Why we wrestle with Philosophers

The concluding section of McGrath’s critique of Heidegger reads like my own testimony in the study of Philosophy (except that he’s a better writer, and he’s got a doctorate).

The intuitive reader will have concluded that I am some kind of personalist, some kind of humanist, and some kind of Christian. This philosophical/theological orientation preceded my doctoral work on Heidegger; what I discovered in Heidegger only confirmed and allowed me to refine it. By ruthlessly attacking it, Heidegger continually reminds me of what, if anything, I still hold sacred.
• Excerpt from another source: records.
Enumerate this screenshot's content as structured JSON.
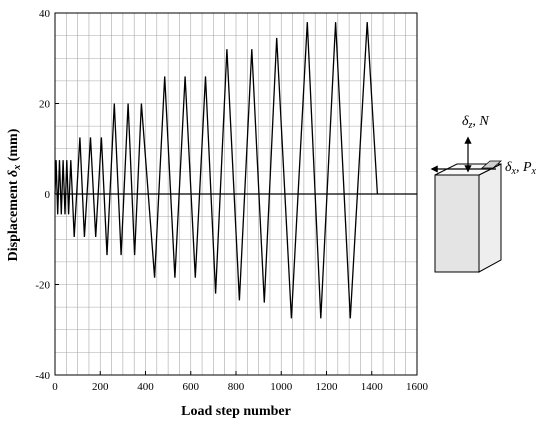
{
  "chart_data": {
    "type": "line",
    "xlabel": "Load step number",
    "ylabel_main": "Displacement ",
    "ylabel_sym": "δ",
    "ylabel_sub": "x",
    "ylabel_unit": " (mm)",
    "xlim": [
      0,
      1600
    ],
    "ylim": [
      -40,
      40
    ],
    "xticks": [
      0,
      200,
      400,
      600,
      800,
      1000,
      1200,
      1400,
      1600
    ],
    "yticks": [
      -40,
      -20,
      0,
      20,
      40
    ],
    "grid": true,
    "series": [
      {
        "points": [
          [
            0,
            0
          ],
          [
            5,
            7.5
          ],
          [
            12,
            -4.5
          ],
          [
            20,
            7.5
          ],
          [
            28,
            -4.5
          ],
          [
            36,
            7.5
          ],
          [
            44,
            -4.5
          ],
          [
            52,
            7.5
          ],
          [
            60,
            -4.5
          ],
          [
            70,
            7.5
          ],
          [
            85,
            -9.5
          ],
          [
            110,
            12.5
          ],
          [
            130,
            -9.5
          ],
          [
            157,
            12.5
          ],
          [
            180,
            -9.5
          ],
          [
            205,
            12.5
          ],
          [
            230,
            -13.5
          ],
          [
            262,
            20
          ],
          [
            292,
            -13.5
          ],
          [
            323,
            20
          ],
          [
            352,
            -13.5
          ],
          [
            382,
            20
          ],
          [
            440,
            -18.5
          ],
          [
            485,
            26
          ],
          [
            530,
            -18.5
          ],
          [
            575,
            26
          ],
          [
            620,
            -18.5
          ],
          [
            665,
            26
          ],
          [
            710,
            -22
          ],
          [
            760,
            32
          ],
          [
            815,
            -23.5
          ],
          [
            870,
            32
          ],
          [
            925,
            -24
          ],
          [
            980,
            34.5
          ],
          [
            1045,
            -27.5
          ],
          [
            1115,
            38
          ],
          [
            1175,
            -27.5
          ],
          [
            1240,
            38
          ],
          [
            1305,
            -27.5
          ],
          [
            1380,
            38
          ],
          [
            1425,
            0
          ]
        ]
      }
    ]
  },
  "inset": {
    "label_top_sym": "δ",
    "label_top_sub": "z",
    "label_top_rest": ", N",
    "label_right_sym": "δ",
    "label_right_sub": "x",
    "label_right_rest": ", P",
    "label_right_sub2": "x"
  }
}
Christian reactionaries (Catholic and Protestant), antimodernists, conservatives, and fundamentalists have the opposite effect on me: rather than “building up” my faith, they leave me with less than I had before. Heidegger, on the other hand, awakens me to the urgency of an ever-present need to review, reappraise, repeat, or reject my deepest convictions. To what degree I am willing and able to own the philosophical and theological traditions that have governed my education, thinking, and spiritual life since I began to speak? By so violently overthrowing them Heidegger forces me to choose: Will I follow him or some other post-Christian prophet, or will I hold on to something that I deem too precious to surrender, something that perhaps has been misrepresented, and that I am not only willing to own but also ready to defend?